For eg. this works for me:
struct LargeStruct {
int x;
auto ref opBinary(string op)(LargeStruct rhs) if (op == "-") {
this.x = this.x - rhs.x;
return this;
}
}
class Bar {
void func(ref LargeStruct st) {}
}
void main(string[] args)
{
Bar bar = new Bar();
LargeStruct foo, too;
bar.func(foo - too);
}
However this will modify foo struct.
On Tuesday, 23 October 2012 at 09:44:06 UTC, Jakob Bornecrantz
wrote:
> Hey everybody!
>
> A bit of background; I'm porting some code over from D1 to D2
> and I ran into a bit of a problem.

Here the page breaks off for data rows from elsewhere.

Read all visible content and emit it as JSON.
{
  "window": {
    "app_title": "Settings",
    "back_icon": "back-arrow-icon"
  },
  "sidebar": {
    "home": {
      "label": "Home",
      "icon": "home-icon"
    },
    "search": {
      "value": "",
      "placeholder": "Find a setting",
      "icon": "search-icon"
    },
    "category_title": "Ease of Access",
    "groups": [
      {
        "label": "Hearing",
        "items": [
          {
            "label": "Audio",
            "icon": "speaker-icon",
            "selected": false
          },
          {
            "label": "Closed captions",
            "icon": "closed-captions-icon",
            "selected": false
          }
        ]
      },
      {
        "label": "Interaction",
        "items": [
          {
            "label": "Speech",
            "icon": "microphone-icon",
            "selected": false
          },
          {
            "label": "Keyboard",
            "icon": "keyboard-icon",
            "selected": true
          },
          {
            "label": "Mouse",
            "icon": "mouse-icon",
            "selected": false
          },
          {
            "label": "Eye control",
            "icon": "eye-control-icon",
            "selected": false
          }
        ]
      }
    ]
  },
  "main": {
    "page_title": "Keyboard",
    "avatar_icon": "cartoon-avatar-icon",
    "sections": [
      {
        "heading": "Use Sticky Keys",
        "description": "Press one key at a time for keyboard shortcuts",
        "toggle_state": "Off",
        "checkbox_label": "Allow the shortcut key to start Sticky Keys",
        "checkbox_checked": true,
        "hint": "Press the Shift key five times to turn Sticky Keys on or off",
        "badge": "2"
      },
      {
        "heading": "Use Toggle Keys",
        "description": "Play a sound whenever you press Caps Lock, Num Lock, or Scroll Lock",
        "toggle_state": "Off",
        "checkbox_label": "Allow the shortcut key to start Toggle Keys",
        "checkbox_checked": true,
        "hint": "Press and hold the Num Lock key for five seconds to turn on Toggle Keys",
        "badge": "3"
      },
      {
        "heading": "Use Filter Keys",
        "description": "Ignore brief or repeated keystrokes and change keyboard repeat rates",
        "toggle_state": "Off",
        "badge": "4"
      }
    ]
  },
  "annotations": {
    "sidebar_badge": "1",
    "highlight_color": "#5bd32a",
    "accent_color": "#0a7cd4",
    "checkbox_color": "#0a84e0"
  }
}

I have a bunch of code that
> looks something like this:
>
> class Bar : Other {
> override void func(ref LargeStruct st) {}
> }
>
> Bar bar;
> LargeStruct foo, too;
> bar.func(foo - too);
>
> This compiles just fine in D1 but no longer in D2. Because the
> temp created by "foo - too" is not a lvalue apparently. I don't
> want to remove the "ref" storage type because i still want it
> to be fast. And I rather have neater looking code vs:
>
> LargeStruct foo, too, temp;
> temp = foo - too;
> bar.func(temp);
>
> One solution is to turn "in" structs into pass by reference, eg
> const ref, but not require lvalue semantics at the call site?
>
> Cheers, Jakob.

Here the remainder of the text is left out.